Learn all about subtraction of decimals, particularly those in the tenths place. The focus is on various strategies like decomposing whole numbers into tenths and using a number line for visualization.

## Want to join the conversation?

• If want you to subtract 3-1.5 don't you add two zero's to the 3 then add a decimal between 3 and the two zero's? Or is there another way to do it instead of doing that?(adding the two zero's and adding the decimal between the 3 and the zero's)
• Since .5 has only one digit, you only need to add a single zero, 3.0. Or break into parts, (3 - 1) - 1/2 = 2 - 1/2 = 1 1/2.
• why do we line up decimal points when adding and subtracting?
• We line up decimal points and stuff a lot because then we have a critically low chance of mixing up places, like thinking the tenths are in the hundredth, getting the whole thing wrong, and having to restart frustrated. Sorry no one answered you for a long time.
• Why did he say 1 and 0 tenths is 0 and 10 tenths?
• 1 and 0 tenths is the same as 0 and 10 tenths
• at why does he add the 0.5?
• He broke 4.5 down into 4 + .5 and -2.8 into -2 - .8.
• I just made 2 into 2.0 and it was easier to solve it
• I know that division of decimals is not in this video, but just how do you divide decimals, say 0.58 divided by 0.12?
• Put it over the place value then do crisscrossed multication.
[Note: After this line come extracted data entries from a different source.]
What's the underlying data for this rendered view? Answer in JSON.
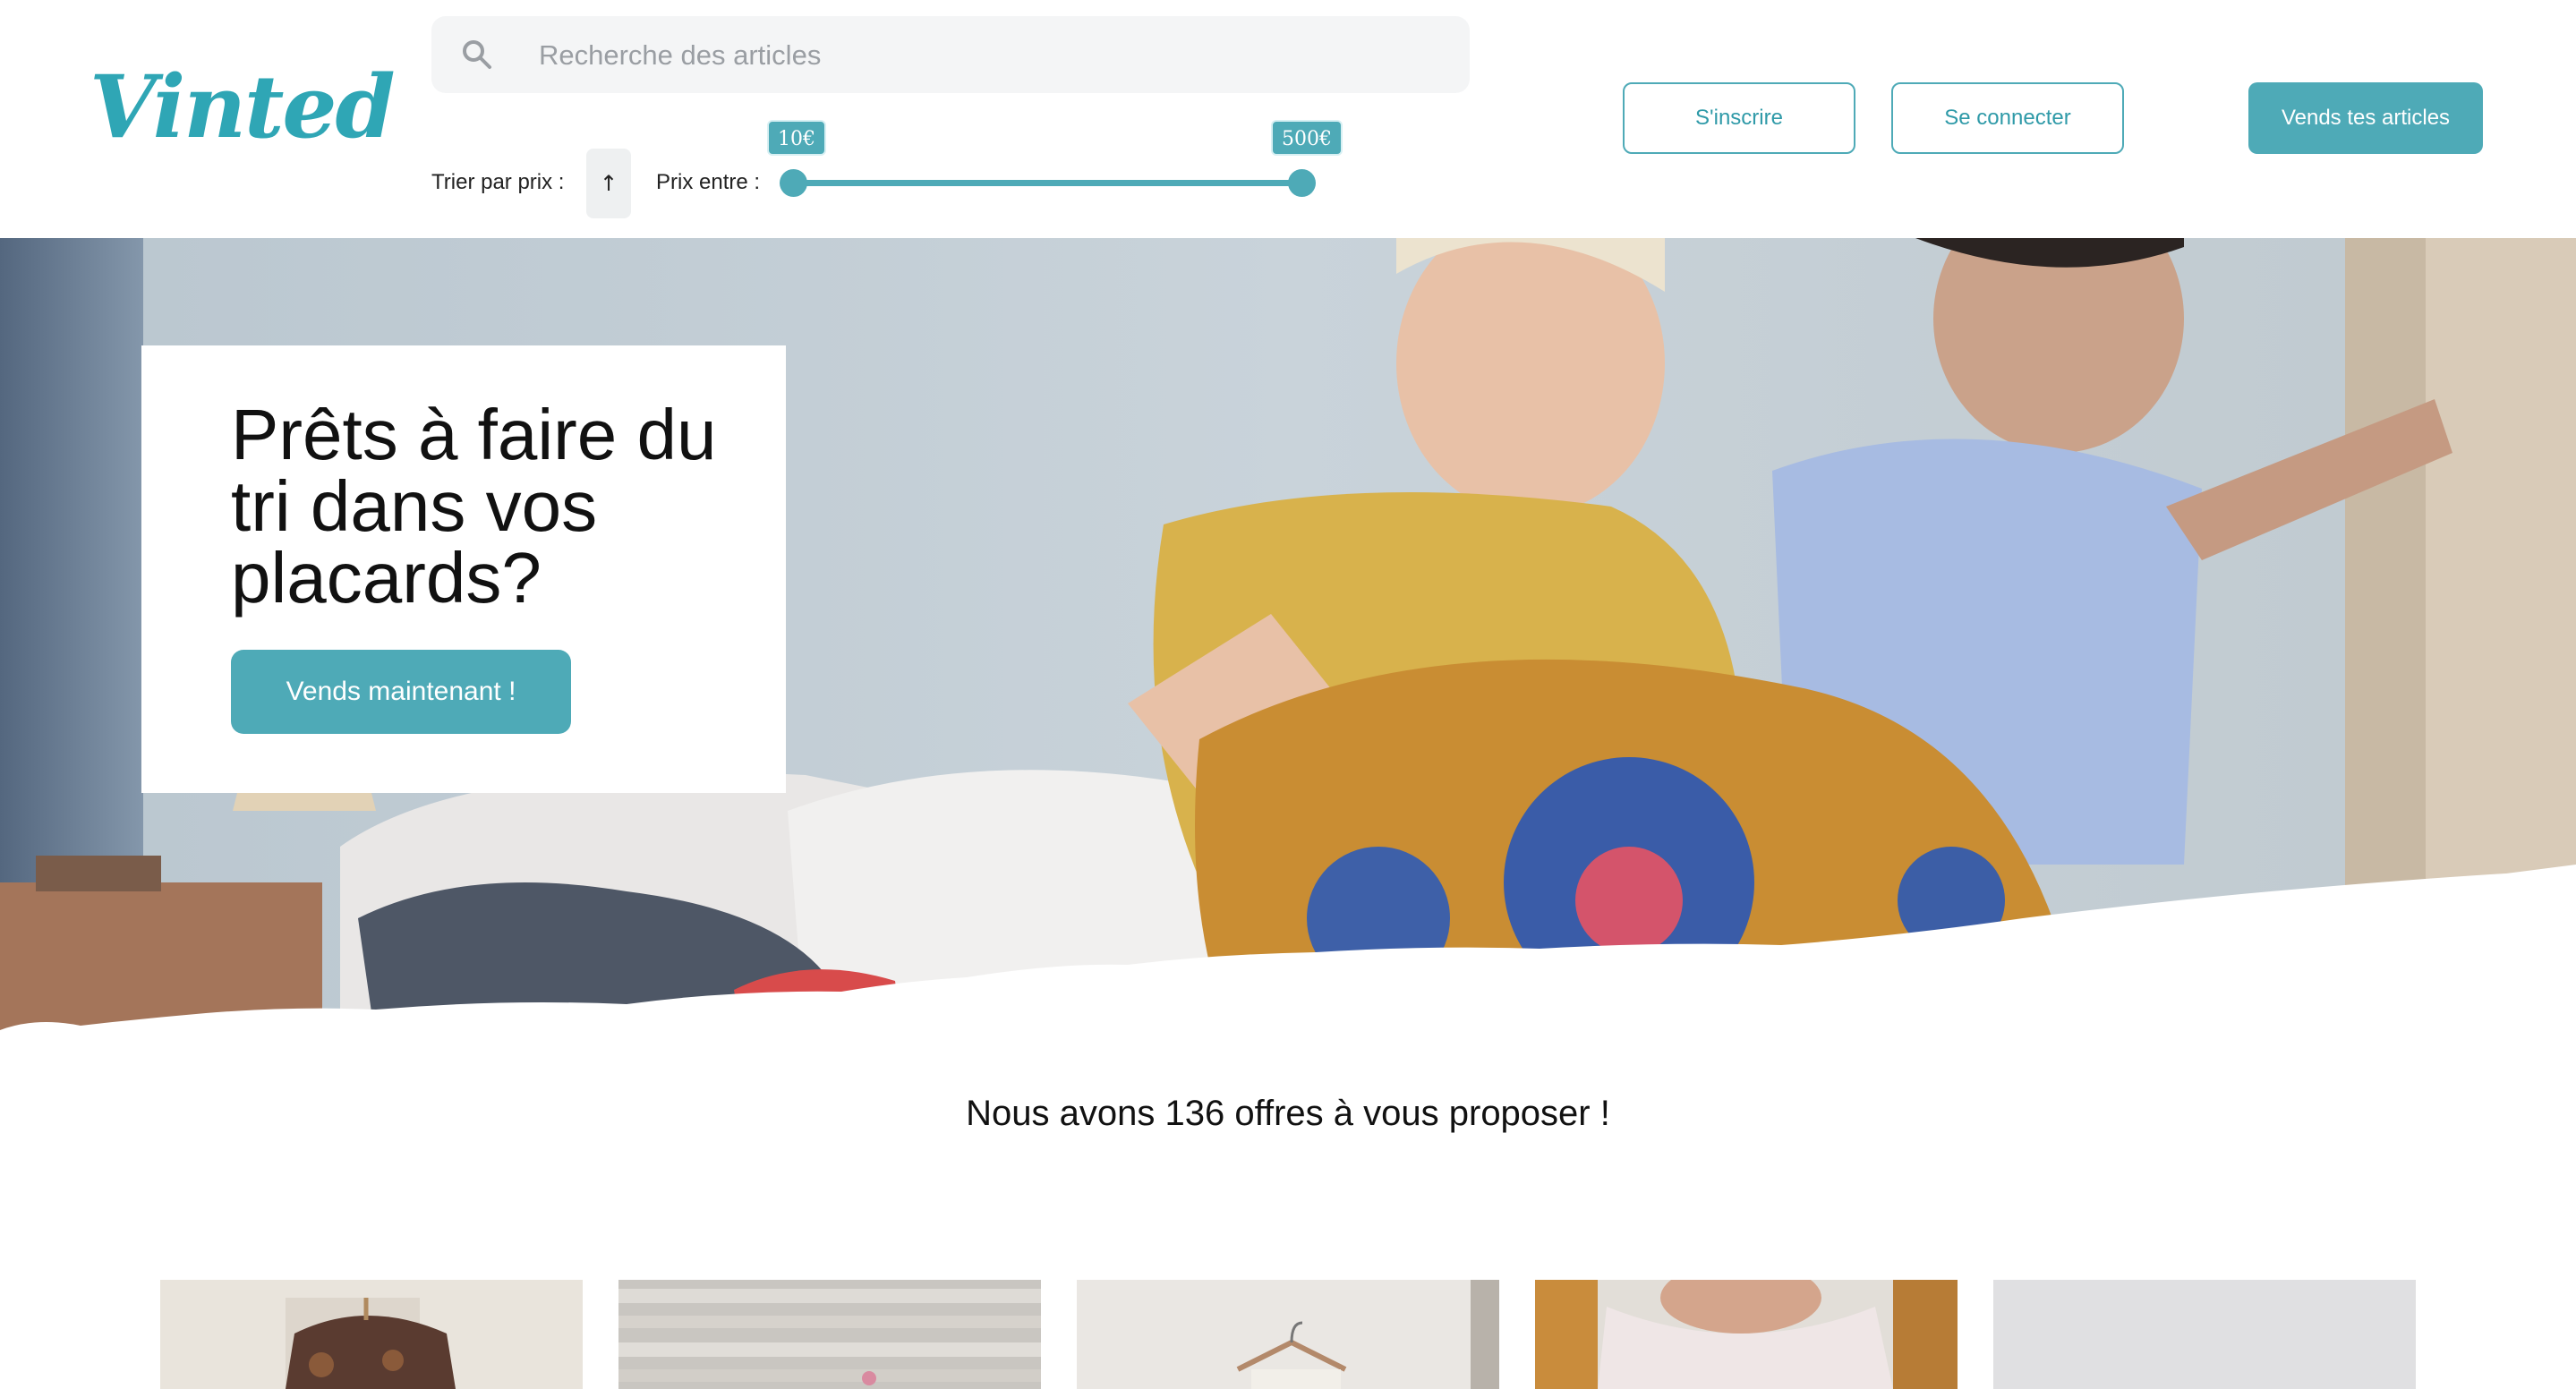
{
  "brand": {
    "logo_text": "Vinted",
    "accent_color": "#4eaab7"
  },
  "search": {
    "placeholder": "Recherche des articles",
    "icon": "search-icon"
  },
  "filters": {
    "sort_label": "Trier par prix :",
    "sort_direction_symbol": "↑",
    "price_label": "Prix entre :",
    "price_min_label": "10€",
    "price_max_label": "500€",
    "price_min": 10,
    "price_max": 500
  },
  "nav": {
    "signup_label": "S'inscrire",
    "login_label": "Se connecter",
    "sell_label": "Vends tes articles"
  },
  "hero": {
    "title": "Prêts à faire du tri dans vos placards?",
    "cta_label": "Vends maintenant !"
  },
  "offers": {
    "count_text": "Nous avons 136 offres à vous proposer !",
    "cards": [
      {
        "kind": "shirt-on-hanger"
      },
      {
        "kind": "wooden-wall-item"
      },
      {
        "kind": "hanger-on-wall"
      },
      {
        "kind": "person-in-top"
      },
      {
        "kind": "grey-backdrop"
      }
    ]
  }
}
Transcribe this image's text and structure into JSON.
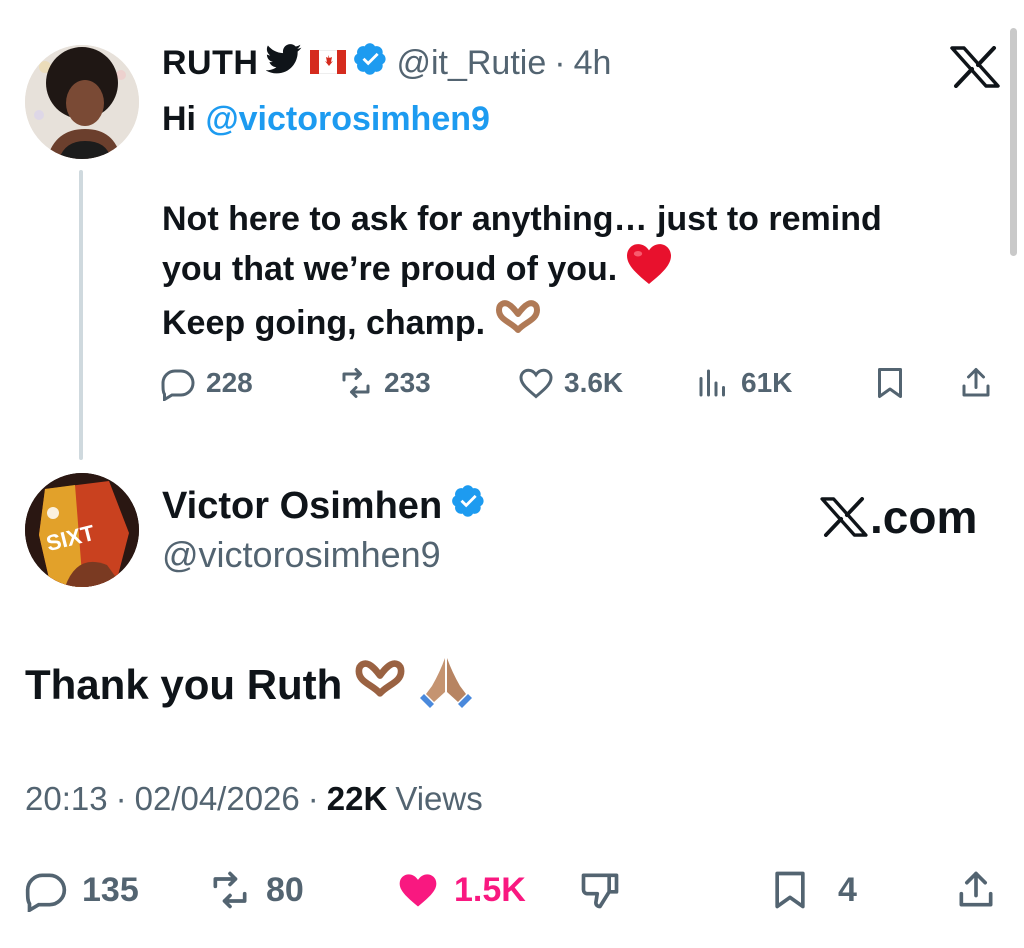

Me: do 10 - 2 and and a period in front of your anwser and boom your done with the first question.
• I feel tired. Don't you?
• OMG when I think about it yes! yes, I do .
(1 vote)
• Another clear way to say 2 - 1.2 is putting down 20 - 12 which gives you 8.
• I'm confused about 4.5-2.8, wouldn't it be 2.3? why was the 1+1 added?
• No, the answer is 1.7. Sal was breaking down the problem into smaller and, arguably, easier steps.

1. Convert: 4.5 - 2.8 = 4.5 - (2.5 + 0.3)
2. Use the Distributive Property: 4.5 - (2.5 + 0.3) = 4.5 - 2.5 - 0.3
3. Use the Associative Property: 4.5 - 2.5 - 0.3 = (4.5 - 2.5) - 0.3
4. Subtract: 4.5 - 2.5 = 2
5. Replace the result of 4 in the converted equation: 2 - 0.3
6. Convert: 2 - 0.3 = (1 + 1) - 0.3
7. Use the Associative Property: (1 + 1) - 0.3 = 1 + (1 - 0.3)
8. Subtract: 1 - 0.3 = 0.7
9. Replace the result of 8 in the converted equation: 1 + 0.7
10. Add: 1 + 0.7 = 1.7

As you can see, in step 6, the 2 was converted into 1 + 1. This is allowed because 1 + 1 is equal to 2.

Mathematical manipulations like this will become increasingly common the further you go into math. The idea is to make solving an equation easier, and you can change it however you want as long as those changes don't fundamentally change the result.

So, converting 2 - 0.3 into 1 + 1 - 0.2 is okay, but converting 2 - 0.3 into 2 - 0.3 + 0.3 would not be because it changes the answer.
(1 vote)